Custom network configuration with cloud-init

cloud-init may be used for custom network configuration of containers.

Before trying to use it, however, first determine which image source you are about to use as not all container images have cloud-init package installed. At the time of writing, images provided at images.linuxcontainers.org do not have the cloud-init package installed, therefore, any of the configuration options mentioned in this guide will not work. On the contrary, images provided at cloud-images.ubuntu.com have the necessary package installed and also have a templates directory in their archive populated with

• cloud-init-meta.tpl
• cloud-init-user.tpl
• cloud-init-vendor.tpl
• cloud-init-network.tpl

and others not related to cloud-init.

Templates provided with container images at cloud-images.ubuntu.com have the following in their metadata.yaml:

/var/lib/cloud/seed/nocloud-net/network-config:
  when:
    - create
    - copy
  template: cloud-init-network.tpl

Therefore, either when you create or copy a container it gets a newly rendered network configuration from a pre-defined template. cloud-init uses the network-config file to render /etc/network/interfaces.d/50-cloud-init.cfg when you first start a container. It will not react to any changes if you restart a container afterwards unless you force it.

The default behavior is to use a DHCP client on a container's eth0 interface.

In order to change this you need to define your own network configuration using user.network-config key in the config dictionary which will override the default configuration (this is due to how the template is structured).

The allowed values follow /etc/network/interfaces syntax in case of Ubuntu images.

For example, to configure a specific network interface with a static IPv4 address and also use a custom nameserver use

config:
  user.network-config: |
    version: 1
    config:
      - type: physical
        name: eth1
        subnets:
          - type: static
            ipv4: true
            address: 10.10.101.20
            netmask: 255.255.255.0
            gateway: 10.10.101.1
            control: auto
      - type: nameserver
        address: 10.10.10.254

A container's rootfs will contain the following files as a result:

• /var/lib/cloud/seed/nocloud-net/network-config
• /etc/network/interfaces.d/50-cloud-init.cfg

The former will be the same as the value provided in user.network-config, the latter will be a file in /etc/network/interfaces format converted from the network-config file by cloud-init (if it is not check syslog for cloud-init error messages).
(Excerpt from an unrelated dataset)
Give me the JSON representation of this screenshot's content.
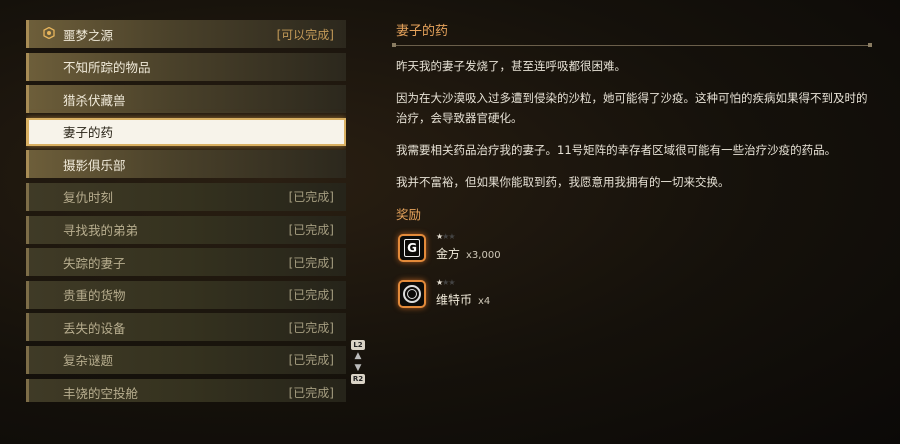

/etc/network/interfaces.d/50-cloud-init.cfg should then contain

# This file is generated from information provided by
# the datasource.  Changes to it will not persist across an instance.
# To disable cloud-init's network configuration capabilities, write a file
# /etc/cloud/cloud.cfg.d/99-disable-network-config.cfg with the following:
# network: {config: disabled}
auto lo
iface lo inet loopback
    dns-nameservers 10.10.10.254

auto eth1
iface eth1 inet static
    address 10.10.101.20
    gateway 10.10.101.1
    netmask 255.255.255.0

You will also notice that /run/resolvconf/resolv.conf or /etc/resolv.conf which is pointing to it will contain the desired dns server after boot-up.

# Dynamic resolv.conf(5) file for glibc resolver(3) generated by resolvconf(8)
#     DO NOT EDIT THIS FILE BY HAND -- YOUR CHANGES WILL BE OVERWRITTEN
nameserver 10.10.10.254

Implementation Details

cloud-init allows you to seed instance configuration using the following files located at /var/lib/cloud/seed/nocloud-net:

• user-data (required)
• meta-data (required)
• vendor-data (optional)
• network-config (optional)

The network-config file is written to by lxd using data provided in templates that come with an image. This is governed by metadata.yaml but naming of the configuration keys and template content is not hard-coded as far as lxd is concerned - this is purely image data that can be modified if needed.

• NoCloud data source documentation
• The source code for NoCloud data source
• A good reference on which values you can use are unit tests for cloud-init
• cloud-init directory layout

A default cloud-init-network.tpl provided with images from the "ubuntu:" image source looks like this:

{% if config\_get("user.network-config", "") == "" %}version: 1
config:
    - type: physical
      name: eth0
      subnets:
          - type: {% if config_get("user.network_mode", "") == "link-local" %}manual{% else %}dhcp{% endif %}
            control: auto{% else %}{{ config_get("user.network-config", "") }}{% endif %}

The template syntax is the one used in the pongo2 template engine. A custom config_get function is defined to retrieve values from a container configuration.

Options available with such a template structure:

• Use DHCP by default on your eth0 interface;
• Set user.network_mode to link-local and configure networking by hand;
• Seed cloud-init by defining user.network-config.